Tea is not just for drinking
Attention tea drinkers: It’s time to think outside the kettle. While tea can be enjoyed hot or iced, using the tasty brew in your cooking can add a new depth of flavor to recipes. There are many ways to infuse tea into your cooking.
Cooking with tea can be traced back to ancient China, where tea leaves were frequently used for added flavor and texture to food. Tea-preserved eggs have been a delicacy in China for 700 years. Tea is also full of anti-oxidants and has been long-touted for its health benefits.
“There’s tannin in tea. It’s similar to how there’s tannin in wine, so it really gives a great compliment to food,” said “Top Chef” host and Food and Wine magazine contributor Gail Simmons, who recently teamed up with Pure Leaf Iced Tea to develop recipes using iced tea. “It kind of brings out the flavors of whatever you’re eating it with.”

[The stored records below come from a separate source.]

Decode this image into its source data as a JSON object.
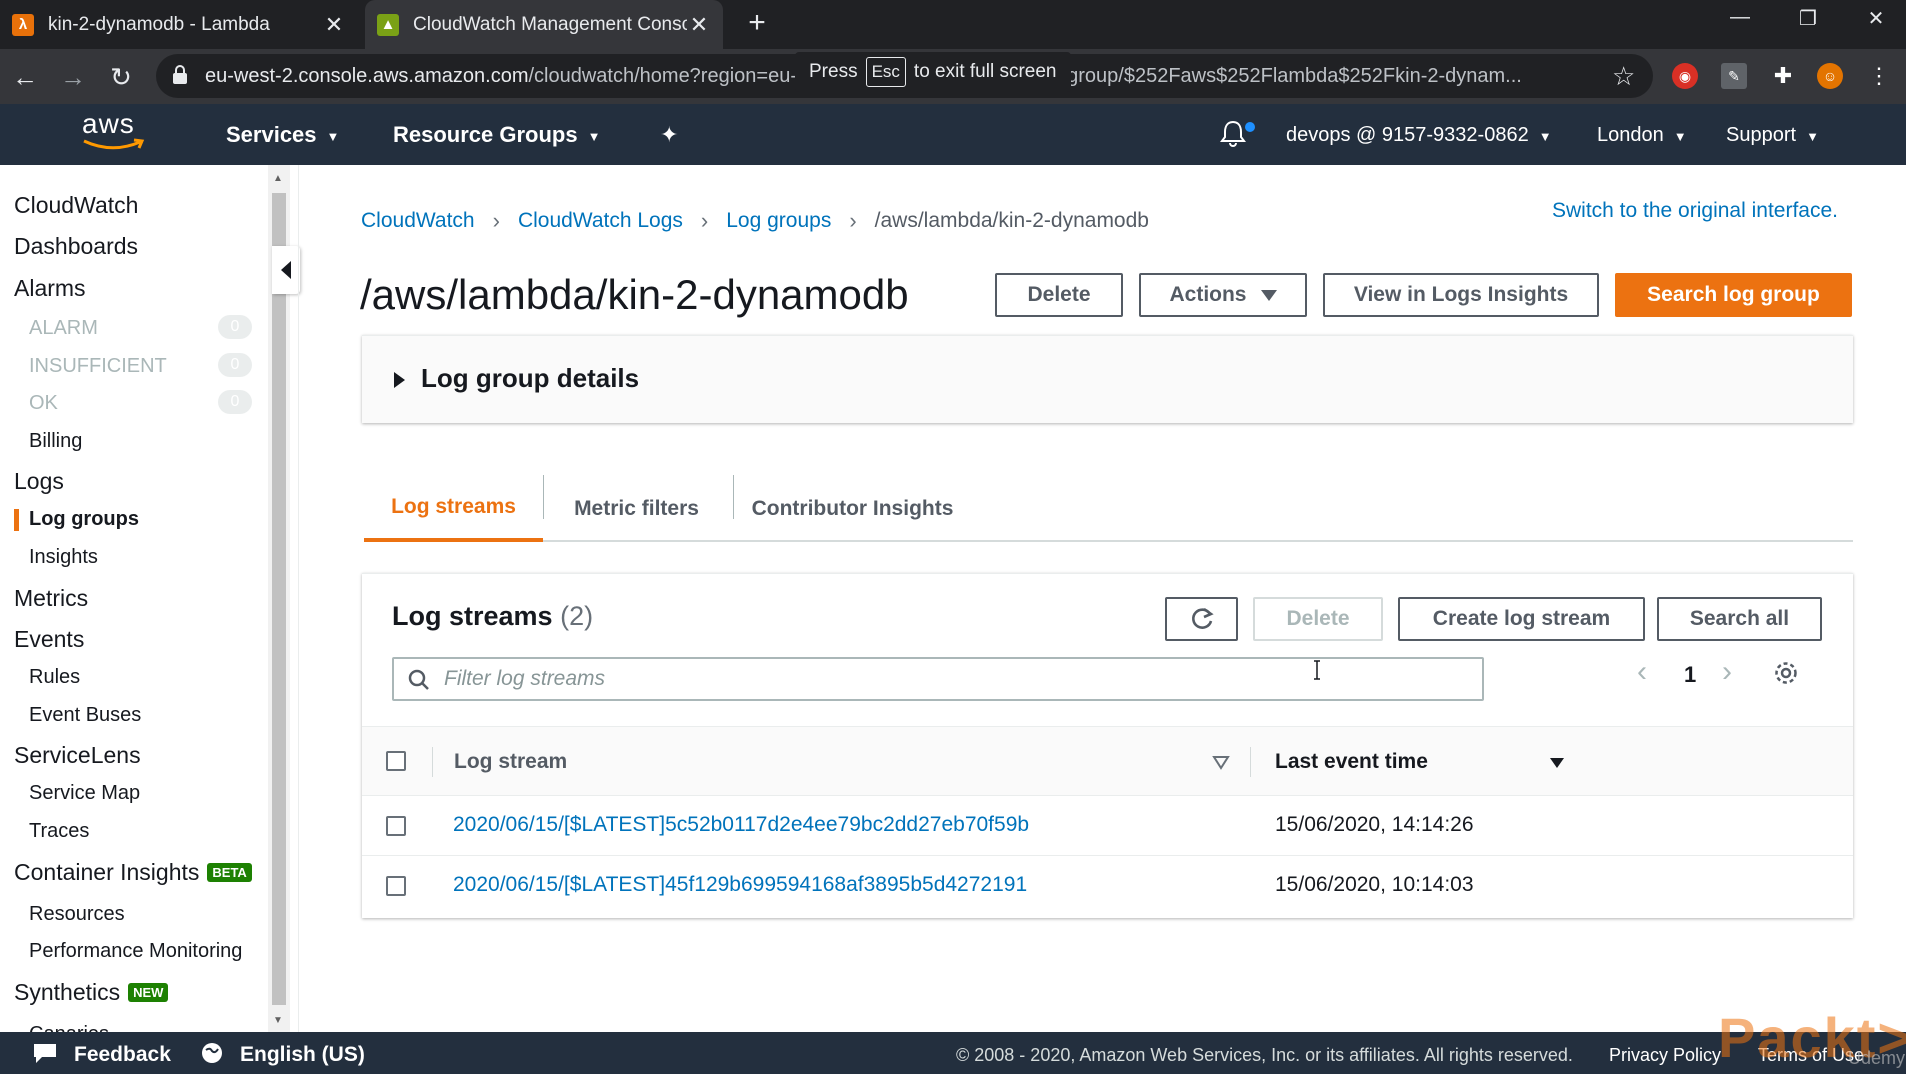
{
  "browser": {
    "tabs": [
      {
        "title": "kin-2-dynamodb - Lambda",
        "active": false,
        "favicon": "lambda-icon"
      },
      {
        "title": "CloudWatch Management Conso",
        "active": true,
        "favicon": "cloudwatch-icon"
      }
    ],
    "url_host": "eu-west-2.console.aws.amazon.com",
    "url_path": "/cloudwatch/home?region=eu-west-2#logsV2:log-groups/log-group/$252Faws$252Flambda$252Fkin-2-dynam...",
    "fullscreen_tip": {
      "press": "Press",
      "key": "Esc",
      "rest": "to exit full screen"
    }
  },
  "aws_header": {
    "services": "Services",
    "resource_groups": "Resource Groups",
    "account": "devops @ 9157-9332-0862",
    "region": "London",
    "support": "Support"
  },
  "sidebar": {
    "cloudwatch": "CloudWatch",
    "dashboards": "Dashboards",
    "alarms": "Alarms",
    "alarm_states": [
      {
        "label": "ALARM",
        "count": "0"
      },
      {
        "label": "INSUFFICIENT",
        "count": "0"
      },
      {
        "label": "OK",
        "count": "0"
      }
    ],
    "billing": "Billing",
    "logs": "Logs",
    "log_groups": "Log groups",
    "insights": "Insights",
    "metrics": "Metrics",
    "events": "Events",
    "rules": "Rules",
    "event_buses": "Event Buses",
    "servicelens": "ServiceLens",
    "service_map": "Service Map",
    "traces": "Traces",
    "container_insights": "Container Insights",
    "beta_badge": "BETA",
    "resources": "Resources",
    "performance_monitoring": "Performance Monitoring",
    "synthetics": "Synthetics",
    "new_badge": "NEW",
    "canaries": "Canaries"
  },
  "breadcrumb": {
    "items": [
      "CloudWatch",
      "CloudWatch Logs",
      "Log groups"
    ],
    "current": "/aws/lambda/kin-2-dynamodb"
  },
  "switch_link": "Switch to the original interface.",
  "page": {
    "title": "/aws/lambda/kin-2-dynamodb",
    "delete": "Delete",
    "actions": "Actions",
    "view_insights": "View in Logs Insights",
    "search_group": "Search log group",
    "details": "Log group details"
  },
  "tabs": {
    "log_streams": "Log streams",
    "metric_filters": "Metric filters",
    "contributor_insights": "Contributor Insights"
  },
  "streams": {
    "title": "Log streams",
    "count": "(2)",
    "delete": "Delete",
    "create": "Create log stream",
    "search_all": "Search all",
    "filter_placeholder": "Filter log streams",
    "page": "1",
    "col_stream": "Log stream",
    "col_time": "Last event time",
    "rows": [
      {
        "name": "2020/06/15/[$LATEST]5c52b0117d2e4ee79bc2dd27eb70f59b",
        "time": "15/06/2020, 14:14:26"
      },
      {
        "name": "2020/06/15/[$LATEST]45f129b699594168af3895b5d4272191",
        "time": "15/06/2020, 10:14:03"
      }
    ]
  },
  "footer": {
    "feedback": "Feedback",
    "language": "English (US)",
    "copyright": "© 2008 - 2020, Amazon Web Services, Inc. or its affiliates. All rights reserved.",
    "privacy": "Privacy Policy",
    "terms": "Terms of Use"
  },
  "watermark": {
    "brand": "Packt>",
    "sub": "Udemy"
  },
  "colors": {
    "accent": "#ec7211",
    "link": "#0073bb",
    "header": "#232f3e"
  }
}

Brewed tea is great for marinades and sauces. Simmons uses unsweetened tea in her recipe for Tea-Marinated Duck Lettuce cups. She combines tea with Asian-inspired ingredients for her duck marinade, and also infuses tea into the dressing for her fresh vegetable salad.
“I mix Pure Leaf unsweetened tea with really great traditional flavors, which also bring out the flavors of the duck like ginger, soy,” said Simmons. “When you marinate it overnight, it really absorbs those flavors, so when you sear the duck, you get this great bound of delicious, rich duck flavor with the flavor of real-brewed tea.”